What Philip Schaff said about the heretics’ belief in the authority
of Scripture appears to be fleshing itself out at Trinity. While valiantly waving
the inerrancy flag at its front door, as it must to attract students and money
from the evangelical world, feminism has been welcomed in through the back,
and is, as it has in so many other places, beginning to make the rules.

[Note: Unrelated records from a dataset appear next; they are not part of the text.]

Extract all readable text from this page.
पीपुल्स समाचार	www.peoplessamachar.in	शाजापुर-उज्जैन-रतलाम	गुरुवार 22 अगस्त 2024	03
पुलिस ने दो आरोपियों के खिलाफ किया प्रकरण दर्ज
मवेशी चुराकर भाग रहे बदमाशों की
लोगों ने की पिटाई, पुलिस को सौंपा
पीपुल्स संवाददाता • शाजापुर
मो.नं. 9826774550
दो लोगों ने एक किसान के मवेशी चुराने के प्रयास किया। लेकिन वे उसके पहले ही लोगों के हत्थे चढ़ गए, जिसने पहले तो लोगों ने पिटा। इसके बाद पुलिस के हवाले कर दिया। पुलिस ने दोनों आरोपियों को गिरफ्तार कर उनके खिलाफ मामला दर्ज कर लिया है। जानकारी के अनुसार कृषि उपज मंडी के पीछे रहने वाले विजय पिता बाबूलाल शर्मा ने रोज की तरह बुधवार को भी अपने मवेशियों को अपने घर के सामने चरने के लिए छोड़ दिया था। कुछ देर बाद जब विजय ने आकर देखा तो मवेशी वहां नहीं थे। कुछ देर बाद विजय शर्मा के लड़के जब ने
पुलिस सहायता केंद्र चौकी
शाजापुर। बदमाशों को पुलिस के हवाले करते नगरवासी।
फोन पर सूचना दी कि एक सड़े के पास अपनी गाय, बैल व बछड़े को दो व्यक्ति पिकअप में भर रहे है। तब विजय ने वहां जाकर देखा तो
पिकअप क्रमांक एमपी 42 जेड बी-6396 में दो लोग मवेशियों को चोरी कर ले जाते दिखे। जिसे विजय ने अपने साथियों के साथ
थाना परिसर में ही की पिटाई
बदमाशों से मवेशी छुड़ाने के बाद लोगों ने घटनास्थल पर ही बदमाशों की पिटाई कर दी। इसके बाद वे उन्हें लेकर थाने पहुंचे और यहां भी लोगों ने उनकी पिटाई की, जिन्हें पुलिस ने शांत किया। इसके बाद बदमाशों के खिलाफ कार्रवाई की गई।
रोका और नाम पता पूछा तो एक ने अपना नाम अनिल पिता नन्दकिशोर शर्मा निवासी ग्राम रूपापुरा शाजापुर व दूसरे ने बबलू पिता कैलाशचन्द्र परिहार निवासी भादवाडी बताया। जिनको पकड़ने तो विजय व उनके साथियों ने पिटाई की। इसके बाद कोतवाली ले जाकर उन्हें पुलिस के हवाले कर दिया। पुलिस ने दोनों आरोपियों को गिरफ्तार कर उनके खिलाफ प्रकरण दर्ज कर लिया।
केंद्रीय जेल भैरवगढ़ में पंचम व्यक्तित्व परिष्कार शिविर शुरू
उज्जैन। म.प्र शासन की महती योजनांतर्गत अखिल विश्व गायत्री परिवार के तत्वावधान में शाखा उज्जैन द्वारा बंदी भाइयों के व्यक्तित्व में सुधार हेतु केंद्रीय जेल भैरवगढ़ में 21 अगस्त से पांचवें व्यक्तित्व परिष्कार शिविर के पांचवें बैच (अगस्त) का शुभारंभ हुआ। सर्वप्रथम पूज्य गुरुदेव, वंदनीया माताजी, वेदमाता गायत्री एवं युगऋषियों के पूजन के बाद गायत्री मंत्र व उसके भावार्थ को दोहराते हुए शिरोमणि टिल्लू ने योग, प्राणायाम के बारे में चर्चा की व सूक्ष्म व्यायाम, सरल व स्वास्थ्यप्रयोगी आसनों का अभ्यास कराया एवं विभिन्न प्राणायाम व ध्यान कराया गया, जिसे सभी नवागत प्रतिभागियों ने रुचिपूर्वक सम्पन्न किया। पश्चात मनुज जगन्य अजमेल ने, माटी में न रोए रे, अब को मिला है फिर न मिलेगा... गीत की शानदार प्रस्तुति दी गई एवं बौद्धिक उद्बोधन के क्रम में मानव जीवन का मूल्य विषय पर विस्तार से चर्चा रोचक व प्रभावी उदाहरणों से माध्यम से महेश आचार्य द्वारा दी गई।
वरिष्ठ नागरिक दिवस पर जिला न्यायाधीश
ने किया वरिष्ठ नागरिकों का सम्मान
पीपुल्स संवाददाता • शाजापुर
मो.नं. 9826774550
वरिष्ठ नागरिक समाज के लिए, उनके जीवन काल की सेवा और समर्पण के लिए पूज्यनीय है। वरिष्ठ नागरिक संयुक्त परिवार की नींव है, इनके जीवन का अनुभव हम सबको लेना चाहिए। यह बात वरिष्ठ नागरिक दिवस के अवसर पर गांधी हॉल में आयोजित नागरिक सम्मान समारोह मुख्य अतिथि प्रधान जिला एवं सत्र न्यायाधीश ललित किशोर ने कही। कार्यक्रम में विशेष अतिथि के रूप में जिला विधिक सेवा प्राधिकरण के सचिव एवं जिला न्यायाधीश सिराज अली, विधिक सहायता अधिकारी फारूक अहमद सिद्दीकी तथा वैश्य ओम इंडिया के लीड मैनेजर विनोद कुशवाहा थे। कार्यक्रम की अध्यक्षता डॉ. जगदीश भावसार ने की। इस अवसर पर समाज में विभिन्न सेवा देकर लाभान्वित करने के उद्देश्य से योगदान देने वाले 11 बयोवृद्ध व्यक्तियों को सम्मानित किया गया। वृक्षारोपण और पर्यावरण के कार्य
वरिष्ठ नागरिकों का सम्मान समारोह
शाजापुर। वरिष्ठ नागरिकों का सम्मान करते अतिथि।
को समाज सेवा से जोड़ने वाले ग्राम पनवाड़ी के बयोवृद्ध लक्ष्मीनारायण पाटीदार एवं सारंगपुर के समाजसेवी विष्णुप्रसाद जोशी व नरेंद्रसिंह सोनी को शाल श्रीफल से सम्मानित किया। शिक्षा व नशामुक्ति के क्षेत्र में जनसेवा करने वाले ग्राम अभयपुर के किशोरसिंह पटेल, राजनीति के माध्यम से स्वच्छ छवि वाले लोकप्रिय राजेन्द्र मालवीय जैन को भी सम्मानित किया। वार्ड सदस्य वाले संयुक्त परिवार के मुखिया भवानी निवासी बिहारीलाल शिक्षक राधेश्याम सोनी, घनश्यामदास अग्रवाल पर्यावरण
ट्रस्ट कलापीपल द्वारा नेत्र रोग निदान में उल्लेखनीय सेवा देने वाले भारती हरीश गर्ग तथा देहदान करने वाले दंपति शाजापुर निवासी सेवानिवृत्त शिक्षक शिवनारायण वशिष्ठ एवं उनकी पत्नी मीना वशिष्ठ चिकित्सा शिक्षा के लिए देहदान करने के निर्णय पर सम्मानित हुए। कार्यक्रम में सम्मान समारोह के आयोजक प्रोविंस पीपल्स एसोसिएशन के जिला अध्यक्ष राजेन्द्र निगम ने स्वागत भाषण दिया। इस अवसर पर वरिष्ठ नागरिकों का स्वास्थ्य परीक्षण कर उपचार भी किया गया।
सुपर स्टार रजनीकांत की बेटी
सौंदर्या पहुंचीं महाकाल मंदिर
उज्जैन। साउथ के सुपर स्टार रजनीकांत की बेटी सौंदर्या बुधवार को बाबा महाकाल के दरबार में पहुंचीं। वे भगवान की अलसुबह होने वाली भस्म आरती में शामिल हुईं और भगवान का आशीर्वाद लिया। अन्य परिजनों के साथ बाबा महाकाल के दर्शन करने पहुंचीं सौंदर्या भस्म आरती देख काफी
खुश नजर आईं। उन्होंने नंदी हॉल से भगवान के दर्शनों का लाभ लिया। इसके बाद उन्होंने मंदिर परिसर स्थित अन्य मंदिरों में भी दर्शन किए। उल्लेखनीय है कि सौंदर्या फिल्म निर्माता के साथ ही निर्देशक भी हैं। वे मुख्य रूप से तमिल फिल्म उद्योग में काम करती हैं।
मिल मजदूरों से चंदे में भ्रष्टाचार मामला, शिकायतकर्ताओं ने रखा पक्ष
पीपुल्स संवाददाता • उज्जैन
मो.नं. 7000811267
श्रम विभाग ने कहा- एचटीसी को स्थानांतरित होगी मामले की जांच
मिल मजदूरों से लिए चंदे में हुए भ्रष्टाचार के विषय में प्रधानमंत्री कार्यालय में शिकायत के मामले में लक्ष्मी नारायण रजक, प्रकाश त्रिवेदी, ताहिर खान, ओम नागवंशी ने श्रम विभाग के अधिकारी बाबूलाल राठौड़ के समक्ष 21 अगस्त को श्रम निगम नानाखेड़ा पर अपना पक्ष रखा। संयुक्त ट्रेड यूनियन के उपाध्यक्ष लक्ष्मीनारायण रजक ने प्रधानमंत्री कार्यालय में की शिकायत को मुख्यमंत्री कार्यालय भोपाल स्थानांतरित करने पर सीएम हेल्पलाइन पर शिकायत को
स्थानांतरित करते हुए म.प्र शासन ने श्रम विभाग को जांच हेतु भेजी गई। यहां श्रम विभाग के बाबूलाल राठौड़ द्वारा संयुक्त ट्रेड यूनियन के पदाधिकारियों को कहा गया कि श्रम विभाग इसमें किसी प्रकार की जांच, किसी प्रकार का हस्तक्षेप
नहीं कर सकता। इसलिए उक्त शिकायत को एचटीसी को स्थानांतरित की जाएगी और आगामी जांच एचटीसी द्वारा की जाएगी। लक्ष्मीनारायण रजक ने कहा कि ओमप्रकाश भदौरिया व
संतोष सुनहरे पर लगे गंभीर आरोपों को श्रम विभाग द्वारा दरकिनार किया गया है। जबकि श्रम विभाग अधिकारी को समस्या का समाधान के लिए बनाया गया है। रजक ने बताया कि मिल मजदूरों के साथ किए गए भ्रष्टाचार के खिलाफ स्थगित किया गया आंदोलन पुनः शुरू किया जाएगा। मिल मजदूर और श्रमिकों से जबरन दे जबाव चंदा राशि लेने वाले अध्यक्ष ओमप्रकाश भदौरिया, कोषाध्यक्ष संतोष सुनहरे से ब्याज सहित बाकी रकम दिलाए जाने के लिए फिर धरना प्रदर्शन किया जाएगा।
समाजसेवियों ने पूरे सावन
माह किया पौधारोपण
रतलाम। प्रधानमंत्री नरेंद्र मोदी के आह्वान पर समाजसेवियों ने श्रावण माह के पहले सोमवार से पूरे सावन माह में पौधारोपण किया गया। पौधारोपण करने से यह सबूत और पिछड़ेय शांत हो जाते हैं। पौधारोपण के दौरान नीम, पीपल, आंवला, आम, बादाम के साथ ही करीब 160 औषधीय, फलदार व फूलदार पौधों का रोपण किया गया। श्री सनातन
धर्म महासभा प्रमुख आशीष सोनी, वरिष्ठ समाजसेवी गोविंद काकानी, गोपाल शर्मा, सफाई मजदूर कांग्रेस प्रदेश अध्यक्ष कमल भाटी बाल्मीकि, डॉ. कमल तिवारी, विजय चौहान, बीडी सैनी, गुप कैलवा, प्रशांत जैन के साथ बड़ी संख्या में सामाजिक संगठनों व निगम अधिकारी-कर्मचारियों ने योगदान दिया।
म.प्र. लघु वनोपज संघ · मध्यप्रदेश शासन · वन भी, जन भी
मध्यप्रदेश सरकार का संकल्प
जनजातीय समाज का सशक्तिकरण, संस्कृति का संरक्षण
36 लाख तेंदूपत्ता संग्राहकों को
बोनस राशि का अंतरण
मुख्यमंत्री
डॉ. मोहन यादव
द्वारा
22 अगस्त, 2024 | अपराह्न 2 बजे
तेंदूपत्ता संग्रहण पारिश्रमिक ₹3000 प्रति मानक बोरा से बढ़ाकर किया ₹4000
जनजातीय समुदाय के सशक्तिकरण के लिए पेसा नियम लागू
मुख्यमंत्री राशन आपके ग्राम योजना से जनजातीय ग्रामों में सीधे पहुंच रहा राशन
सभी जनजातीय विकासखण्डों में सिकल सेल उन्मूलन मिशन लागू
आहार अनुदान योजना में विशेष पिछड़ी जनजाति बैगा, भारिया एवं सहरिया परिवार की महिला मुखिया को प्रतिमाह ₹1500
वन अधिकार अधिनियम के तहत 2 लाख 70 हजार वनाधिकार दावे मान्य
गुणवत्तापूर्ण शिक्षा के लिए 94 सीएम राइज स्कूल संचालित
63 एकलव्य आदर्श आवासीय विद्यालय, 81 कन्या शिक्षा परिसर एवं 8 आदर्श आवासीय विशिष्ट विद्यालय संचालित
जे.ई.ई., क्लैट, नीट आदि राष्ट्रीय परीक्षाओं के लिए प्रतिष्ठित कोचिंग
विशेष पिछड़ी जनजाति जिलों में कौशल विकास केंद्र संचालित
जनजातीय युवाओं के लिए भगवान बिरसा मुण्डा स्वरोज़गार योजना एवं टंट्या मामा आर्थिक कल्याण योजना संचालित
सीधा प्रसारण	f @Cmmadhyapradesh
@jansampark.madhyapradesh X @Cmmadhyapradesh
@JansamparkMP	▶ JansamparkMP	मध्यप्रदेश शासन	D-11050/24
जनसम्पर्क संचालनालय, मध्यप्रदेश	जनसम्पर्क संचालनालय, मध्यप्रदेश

I have been told that these new guidelines are not strictly enforced, that
the “mandate” is not yet considered binding, that some faculty members
still strenuously resist. Experience indicates, however, that enforcement is
simply a matter of time, once the rule itself is in place. And there it is,
right in the Trinity handbook, a rule based on teachings its promulgators claim
they find in the Bible. If indeed they are found in the Bible, it would seem
wrong not to enforce them, the sooner the better. After all, the Bible is, as
the Trinity people never tire of telling us, God’s inerrant Word. It would
be a terrible thing to ignore what it teaches.
Trinity Evangelical Divinity School (recently renamed Trinity International
University) declined Touchstone’s invitation to offer a response
in this issue to the preceding article. [Ed.]
S. M. Hutchens works as a reference librarian in Kenosha, Wisconsin. He holds a doctorate in theology. He is a senior editor of Touchstone.